У Валерия наедине я спросил:

— Сколько басов у твоего инструмента?

— А сколько надо? — спросил он, улыбаясь всей своей круглой лукавой рожицей.

— Надо сто двадцать, или девяносто, или, на худой конец, сорок пять.

— Ну, значит, будем считать, что у меня девяносто.

— Валерий, не шути, лейтенант мужик крутой, обманешь — может заслать на Сорочай, в каменный карьер.

— А я уже там был, там и пальцы оставил. Так что не боись, Боря, аккордеон будет.

И через месяц «Хонер» на девяносто басов был у нас. Что Валерка на нем играть не может, было ясно. И не только Штрауса, но и «Чижика». Но я до войны немного играл на пианино, перед арестом купил и начал осваивать 120-басовый «Скандалли», поэтому месяц тренировки, и аккомпаниатор из меня очень даже вышел. А Ляпина оставили на лакировке пеналов и пресс-папье у моего друга Кости Калинникова.

У нас с Костей дружба была чисто деловая, но верная. Картошку вместе сажали возле цеха, посылки получали и ели вместе, приварок хлебали из одного котелка. А однажды, еще летом, Костя предложил очистить про запас для Нового года немного лаку (в цехе-то его хоть залейся) и зарыть в землю во фляжках, чтоб никто не нашел. Сделали. Захоронили между березками ближе к краю зоны. Три фляги веселящей отравы!

Ну, а зимой, под Новый год, выдалась пурга серьезная, такая, что дыхание перехватывало и звери прятались. Для побегов — высокий класс! Мы с Костей ломали головы, как добраться до фляжек.

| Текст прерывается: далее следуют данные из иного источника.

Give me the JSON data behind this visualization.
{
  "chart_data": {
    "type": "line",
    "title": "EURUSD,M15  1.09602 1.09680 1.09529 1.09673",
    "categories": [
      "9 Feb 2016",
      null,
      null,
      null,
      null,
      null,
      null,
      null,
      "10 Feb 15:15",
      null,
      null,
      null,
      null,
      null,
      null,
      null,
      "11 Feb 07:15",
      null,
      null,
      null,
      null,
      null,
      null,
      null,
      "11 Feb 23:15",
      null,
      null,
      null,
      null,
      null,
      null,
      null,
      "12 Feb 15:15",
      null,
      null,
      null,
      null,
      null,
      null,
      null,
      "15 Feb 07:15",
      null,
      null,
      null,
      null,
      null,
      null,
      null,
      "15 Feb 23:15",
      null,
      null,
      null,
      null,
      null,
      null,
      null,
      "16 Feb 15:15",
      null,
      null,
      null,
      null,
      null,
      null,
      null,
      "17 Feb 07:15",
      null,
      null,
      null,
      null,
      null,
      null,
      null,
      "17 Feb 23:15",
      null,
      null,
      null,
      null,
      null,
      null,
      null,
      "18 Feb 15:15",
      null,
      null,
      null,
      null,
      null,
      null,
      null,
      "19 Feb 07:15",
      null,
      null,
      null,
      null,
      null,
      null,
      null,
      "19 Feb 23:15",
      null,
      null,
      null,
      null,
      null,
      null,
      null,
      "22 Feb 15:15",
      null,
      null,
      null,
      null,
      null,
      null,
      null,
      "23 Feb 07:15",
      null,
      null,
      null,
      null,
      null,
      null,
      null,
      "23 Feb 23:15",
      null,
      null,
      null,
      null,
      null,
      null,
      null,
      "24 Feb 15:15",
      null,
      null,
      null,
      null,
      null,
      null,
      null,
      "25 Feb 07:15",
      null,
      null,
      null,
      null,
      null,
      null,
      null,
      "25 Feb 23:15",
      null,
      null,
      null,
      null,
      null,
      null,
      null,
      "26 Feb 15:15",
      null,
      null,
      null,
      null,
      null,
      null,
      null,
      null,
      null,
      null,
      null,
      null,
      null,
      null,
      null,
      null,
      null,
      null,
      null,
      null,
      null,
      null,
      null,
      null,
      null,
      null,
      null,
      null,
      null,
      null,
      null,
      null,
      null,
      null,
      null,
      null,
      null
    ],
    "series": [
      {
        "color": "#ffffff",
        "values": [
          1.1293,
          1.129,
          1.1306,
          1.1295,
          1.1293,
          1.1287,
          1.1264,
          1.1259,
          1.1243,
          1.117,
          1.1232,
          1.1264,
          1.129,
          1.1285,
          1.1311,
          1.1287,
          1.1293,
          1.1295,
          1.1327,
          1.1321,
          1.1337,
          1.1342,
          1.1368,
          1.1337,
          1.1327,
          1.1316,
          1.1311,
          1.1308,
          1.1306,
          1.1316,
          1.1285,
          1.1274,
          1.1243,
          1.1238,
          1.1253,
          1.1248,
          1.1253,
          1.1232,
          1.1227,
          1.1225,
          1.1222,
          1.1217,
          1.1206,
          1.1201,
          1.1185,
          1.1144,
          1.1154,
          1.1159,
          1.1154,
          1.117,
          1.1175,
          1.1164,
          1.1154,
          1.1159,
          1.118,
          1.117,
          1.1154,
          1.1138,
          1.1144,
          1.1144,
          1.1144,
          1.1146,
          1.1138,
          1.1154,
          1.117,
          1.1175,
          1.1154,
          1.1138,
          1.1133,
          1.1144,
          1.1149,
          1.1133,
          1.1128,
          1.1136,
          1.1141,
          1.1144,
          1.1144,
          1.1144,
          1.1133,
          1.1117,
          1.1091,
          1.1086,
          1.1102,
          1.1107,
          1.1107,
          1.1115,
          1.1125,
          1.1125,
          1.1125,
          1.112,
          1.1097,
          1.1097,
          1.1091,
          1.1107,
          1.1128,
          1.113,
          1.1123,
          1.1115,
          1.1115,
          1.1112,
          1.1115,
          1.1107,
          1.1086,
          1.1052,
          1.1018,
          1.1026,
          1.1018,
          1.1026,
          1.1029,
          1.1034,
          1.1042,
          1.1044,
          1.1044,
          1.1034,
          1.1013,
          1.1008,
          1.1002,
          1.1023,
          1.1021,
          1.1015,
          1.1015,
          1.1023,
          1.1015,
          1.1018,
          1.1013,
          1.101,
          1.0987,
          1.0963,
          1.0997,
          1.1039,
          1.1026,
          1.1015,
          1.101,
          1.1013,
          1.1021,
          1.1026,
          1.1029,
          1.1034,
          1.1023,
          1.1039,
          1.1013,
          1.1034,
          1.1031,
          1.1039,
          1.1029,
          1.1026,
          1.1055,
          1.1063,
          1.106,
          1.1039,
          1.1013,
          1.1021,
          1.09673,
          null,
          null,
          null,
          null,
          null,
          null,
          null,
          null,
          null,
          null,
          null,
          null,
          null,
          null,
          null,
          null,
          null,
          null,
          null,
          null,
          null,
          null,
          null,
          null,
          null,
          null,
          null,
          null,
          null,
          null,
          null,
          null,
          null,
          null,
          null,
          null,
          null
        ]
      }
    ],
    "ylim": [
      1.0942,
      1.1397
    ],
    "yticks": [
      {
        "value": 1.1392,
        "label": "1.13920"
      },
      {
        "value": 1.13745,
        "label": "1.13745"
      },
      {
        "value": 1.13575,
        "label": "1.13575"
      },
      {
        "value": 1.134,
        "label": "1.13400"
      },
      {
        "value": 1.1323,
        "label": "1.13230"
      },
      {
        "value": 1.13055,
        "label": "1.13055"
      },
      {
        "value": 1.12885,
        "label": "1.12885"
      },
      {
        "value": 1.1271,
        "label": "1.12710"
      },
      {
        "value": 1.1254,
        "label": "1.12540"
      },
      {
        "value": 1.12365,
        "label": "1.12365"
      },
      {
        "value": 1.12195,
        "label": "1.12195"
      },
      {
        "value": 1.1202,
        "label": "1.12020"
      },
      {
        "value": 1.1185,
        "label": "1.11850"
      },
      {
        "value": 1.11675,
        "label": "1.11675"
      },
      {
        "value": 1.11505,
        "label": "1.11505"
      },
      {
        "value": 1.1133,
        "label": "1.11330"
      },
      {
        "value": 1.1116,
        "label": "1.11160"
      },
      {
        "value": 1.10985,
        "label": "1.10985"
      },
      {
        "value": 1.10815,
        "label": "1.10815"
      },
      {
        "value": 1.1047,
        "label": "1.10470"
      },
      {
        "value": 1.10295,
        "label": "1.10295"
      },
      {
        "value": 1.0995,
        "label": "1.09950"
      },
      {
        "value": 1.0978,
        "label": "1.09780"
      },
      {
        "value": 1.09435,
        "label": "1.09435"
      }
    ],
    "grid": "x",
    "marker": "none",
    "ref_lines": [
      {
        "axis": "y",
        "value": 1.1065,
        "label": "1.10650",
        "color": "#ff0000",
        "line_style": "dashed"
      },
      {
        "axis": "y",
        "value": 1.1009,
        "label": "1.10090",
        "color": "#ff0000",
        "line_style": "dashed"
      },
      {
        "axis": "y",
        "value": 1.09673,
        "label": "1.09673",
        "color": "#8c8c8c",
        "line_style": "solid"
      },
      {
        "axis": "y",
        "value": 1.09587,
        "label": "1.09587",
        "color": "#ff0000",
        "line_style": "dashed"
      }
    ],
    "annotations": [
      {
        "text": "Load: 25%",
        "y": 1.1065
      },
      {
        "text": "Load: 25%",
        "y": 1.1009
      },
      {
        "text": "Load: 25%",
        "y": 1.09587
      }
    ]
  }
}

Снежная мгла кипит, в двух шагах ничего не видно, с вышек пулеметный огонь наугад, «профилактически». Палят веером в белый свет, как в копеечку! Костя махнул рукой:

— Если не вернусь, считайте меня коммунистом... — и нырнул в эту круговерть.

По радио вохра вещала:

 

- 178 -

— Из бараков не выходить! Кого увидим снаружи, штрафняк или пуля — на выбор.

В общем, сыскать в этом вьюжном хороводе под глубоким снегом три фляжки и не попасть под луч шарящего по зоне прожектора или под пулю с вышки, откопать и живым вернуться - это цирк, смертельный номер!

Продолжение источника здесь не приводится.